コンビニ弁当やスーパーのお惣菜は美味しいだけでなく、今や栄養価やカロリー計算まで考えられたものがたくさん並んでいます。しかし、コンビニ弁当を批判する人もいるようで……。今回は、私の友人・優香さん(仮名)のエピソードをご紹介します。
父娘二人暮らし
私は幼い頃に母を病気で失い、父と二人で暮らしてきました。父は寡黙でしたが優しく、運動会や授業参観には数分でも顔を出してくれる子ども想いな人。私にとって父は誇りであり、支えそのものでした。
名家へ嫁入り
やがて私は地方の名家に嫁ぎましたが、片親育ちという理由で結婚は反対され、なんとかできた結婚後も激しい嫁いびりに遭いました。

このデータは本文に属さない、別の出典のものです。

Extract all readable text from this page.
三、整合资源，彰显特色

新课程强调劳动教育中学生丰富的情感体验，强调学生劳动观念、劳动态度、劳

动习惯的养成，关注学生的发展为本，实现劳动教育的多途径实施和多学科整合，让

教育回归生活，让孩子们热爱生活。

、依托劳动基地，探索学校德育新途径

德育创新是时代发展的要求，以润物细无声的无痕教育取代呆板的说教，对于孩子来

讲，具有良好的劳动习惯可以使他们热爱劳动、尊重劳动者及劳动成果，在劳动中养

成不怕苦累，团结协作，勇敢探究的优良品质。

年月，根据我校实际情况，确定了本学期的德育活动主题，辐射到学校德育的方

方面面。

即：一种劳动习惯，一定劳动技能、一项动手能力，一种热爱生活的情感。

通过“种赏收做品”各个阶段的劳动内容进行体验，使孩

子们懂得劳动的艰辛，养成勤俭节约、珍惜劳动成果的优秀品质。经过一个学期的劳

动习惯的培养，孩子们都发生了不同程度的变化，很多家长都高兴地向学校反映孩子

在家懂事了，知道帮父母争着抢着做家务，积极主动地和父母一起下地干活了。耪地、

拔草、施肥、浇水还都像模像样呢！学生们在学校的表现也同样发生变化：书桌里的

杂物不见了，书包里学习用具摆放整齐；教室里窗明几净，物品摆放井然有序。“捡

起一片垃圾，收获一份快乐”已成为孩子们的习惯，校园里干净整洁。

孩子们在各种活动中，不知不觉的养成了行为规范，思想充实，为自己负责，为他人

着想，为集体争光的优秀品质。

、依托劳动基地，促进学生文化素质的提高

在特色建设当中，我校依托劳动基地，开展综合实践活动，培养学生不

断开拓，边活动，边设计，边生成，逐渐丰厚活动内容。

ある年義実家で開催された、父の日のパーティでのこと。義母は「優香さんに家族の味ってあるのかしら? まさかコンビニ弁当とか?」と問いかけました。私は「はい、その通りです」と答えました。すると義母は満足げに「可哀想ね、手作りの温もりも知らないなんて」といびり倒します。
いつものこと、と聞き流していましたが「コンビニ弁当を持たせるなんて最低の親ね」と父を侮辱し始めたのです。義母の矛先が私自身から父へと向けられたとき、胸の奥が強く揺さぶられました。
尊敬する父を侮辱され、怒りと悲しみで涙が溢れそうになったその時。夫が「そういう意味じゃない」と口を挟みました。